The German government wants to introduce draft regulations for blockchain assets this summer. The focus is on regulating asset tokenization and creating legal certainty.
In February, ICO.li reported on the German government starting a consultation process asking blockchain companies for advice. The goal was to assess the opportunities and pitfalls of the technology and formulate a blockchain strategy by summer 2019.
It’s Mai now; summer is coming. And indeed, the German government seems eager to move ahead.

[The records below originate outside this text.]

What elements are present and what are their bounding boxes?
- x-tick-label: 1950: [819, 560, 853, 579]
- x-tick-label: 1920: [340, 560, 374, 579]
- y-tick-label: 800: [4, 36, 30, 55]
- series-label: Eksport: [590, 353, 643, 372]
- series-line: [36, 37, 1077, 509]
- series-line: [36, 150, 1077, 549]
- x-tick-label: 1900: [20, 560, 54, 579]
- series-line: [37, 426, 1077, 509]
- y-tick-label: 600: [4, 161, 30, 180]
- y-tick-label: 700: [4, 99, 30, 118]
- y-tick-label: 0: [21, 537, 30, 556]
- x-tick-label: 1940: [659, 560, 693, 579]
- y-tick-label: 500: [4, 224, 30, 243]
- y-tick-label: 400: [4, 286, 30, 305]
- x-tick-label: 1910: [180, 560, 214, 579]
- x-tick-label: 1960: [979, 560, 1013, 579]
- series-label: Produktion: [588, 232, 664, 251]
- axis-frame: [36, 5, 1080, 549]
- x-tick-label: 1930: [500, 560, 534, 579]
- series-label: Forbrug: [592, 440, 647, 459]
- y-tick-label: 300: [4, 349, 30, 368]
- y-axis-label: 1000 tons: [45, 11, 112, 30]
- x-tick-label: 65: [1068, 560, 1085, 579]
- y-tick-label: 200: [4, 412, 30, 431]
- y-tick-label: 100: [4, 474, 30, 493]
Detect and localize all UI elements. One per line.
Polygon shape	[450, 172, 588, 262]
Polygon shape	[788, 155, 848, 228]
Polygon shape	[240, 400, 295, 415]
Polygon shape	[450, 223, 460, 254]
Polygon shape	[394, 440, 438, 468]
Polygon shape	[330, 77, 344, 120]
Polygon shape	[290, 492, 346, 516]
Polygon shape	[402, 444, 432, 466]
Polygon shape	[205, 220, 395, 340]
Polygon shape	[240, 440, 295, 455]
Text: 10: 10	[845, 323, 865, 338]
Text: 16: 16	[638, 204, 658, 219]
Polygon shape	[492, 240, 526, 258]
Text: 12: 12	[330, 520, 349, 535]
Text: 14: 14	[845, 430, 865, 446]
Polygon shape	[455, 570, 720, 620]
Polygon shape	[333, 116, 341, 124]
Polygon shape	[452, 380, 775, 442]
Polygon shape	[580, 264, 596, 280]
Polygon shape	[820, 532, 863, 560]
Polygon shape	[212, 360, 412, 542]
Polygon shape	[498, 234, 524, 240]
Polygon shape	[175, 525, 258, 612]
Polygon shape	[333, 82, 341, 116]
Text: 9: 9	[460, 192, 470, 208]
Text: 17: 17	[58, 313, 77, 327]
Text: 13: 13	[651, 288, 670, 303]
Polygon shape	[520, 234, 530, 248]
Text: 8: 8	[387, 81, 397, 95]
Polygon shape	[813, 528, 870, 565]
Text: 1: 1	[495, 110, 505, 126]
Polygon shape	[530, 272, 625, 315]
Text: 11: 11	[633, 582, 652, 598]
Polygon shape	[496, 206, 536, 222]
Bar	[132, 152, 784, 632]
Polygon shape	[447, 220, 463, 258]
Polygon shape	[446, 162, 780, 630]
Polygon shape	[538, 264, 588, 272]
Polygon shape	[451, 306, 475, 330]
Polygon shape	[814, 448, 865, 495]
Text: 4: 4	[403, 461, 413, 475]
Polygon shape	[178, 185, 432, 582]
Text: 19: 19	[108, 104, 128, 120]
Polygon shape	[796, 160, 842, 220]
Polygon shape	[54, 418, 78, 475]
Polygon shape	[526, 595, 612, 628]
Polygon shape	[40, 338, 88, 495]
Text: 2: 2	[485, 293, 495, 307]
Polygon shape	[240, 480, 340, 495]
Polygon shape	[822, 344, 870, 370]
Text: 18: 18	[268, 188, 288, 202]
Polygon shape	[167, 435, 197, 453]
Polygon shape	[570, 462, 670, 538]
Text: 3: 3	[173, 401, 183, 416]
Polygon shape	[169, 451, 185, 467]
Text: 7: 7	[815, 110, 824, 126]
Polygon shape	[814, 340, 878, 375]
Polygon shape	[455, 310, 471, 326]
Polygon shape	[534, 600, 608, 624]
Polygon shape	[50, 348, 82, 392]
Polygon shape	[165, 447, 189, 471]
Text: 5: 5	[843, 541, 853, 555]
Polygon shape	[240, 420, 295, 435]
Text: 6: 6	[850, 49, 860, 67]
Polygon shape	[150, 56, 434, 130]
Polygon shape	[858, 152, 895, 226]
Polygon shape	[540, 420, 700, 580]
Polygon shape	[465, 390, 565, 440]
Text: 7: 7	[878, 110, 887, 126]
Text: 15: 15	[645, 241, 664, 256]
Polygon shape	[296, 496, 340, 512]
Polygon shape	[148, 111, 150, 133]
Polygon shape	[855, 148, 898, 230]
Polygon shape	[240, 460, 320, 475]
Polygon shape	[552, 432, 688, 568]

According to the German business news outlet Handelsblatt, the government plans to introduce draft regulations for the issuance of blockchain bonds in the coming months.
Thomas Heilman, the blockchain correspondent of the CDU, the political party ruling the current coalition government, says, “We consider it to be of crucial importance to move blockchain technology forward in Germany, specifically in 2019.”
According to Handelsblatt, there is already a summary paper in place that will be used to draft up legislation. It focuses on the regulation of blockchain-based bond issuances and aims at recognizing digital tokens as legally valid assets.
The fact that the government is primarily concerned with bond issuances is undoubtedly inspired by the Bitbond Security Token Offering (STO), the first-ever STO that was approved by the German financial markets regulator Bafin earlier this year. Bitbond tokenized a bond structure, issuing a token that grants investors rights to coupons and principal payments.
Investor protection seems the government’s prime concern
Currently, there are no blockchain-specific regulations in place in Germany. Thus, STOs fall under the European MiFID regulations, while ICOs remain mostly unregulated. The Bafin has in the past taken a conservative stance, especially regarding cryptocurrency and has shut down multiple crypto-exchanges.
The government has set eyes on asset tokenization, which is said to become a megatrend over the coming years. Heilman explains lawmakers are considering using notaries for token transactions. If an issuer becomes insolvent, token holders can transfer their token to a licensed notary, who then issues the legal paperwork required to seize the issuer’s assets. This way, the government aims at eliminating a current grey zone around token issuances and provides more legal security for token holders.
Lawmakers under pressure to take action; neighboring countries are getting ahead
Even though Germany is Europe’s largest economy and a worldwide leading technology nation, it has so far not taken any steps to accommodate blockchain businesses. Other nations, such as neighboring Switzerland and Liechtenstein, have been more proactive. Liechtenstein has just introduced the Blockchain Act, the first holistic regulatory framework for a token economy.
Frank Schaeffler, the blockchain expert of the German liberal party FDP, says, “The government has finally woken up. Now things need to move fast. Crypto issuers and investors are looking for a regulated financial marketplace for their activities which can compete on the international stage. Germany has a chance to get ahead of the curve.”
Schaeffler also points to Liechtenstein‘s Blockchain Act. Several businesses in Liechtenstein have already launched STOs and rolled out blockchain bonds including various asset classes. It’s about time for Europe’s leading economy to get in gear, too. While German lawmakers are still planning, others are already taking action.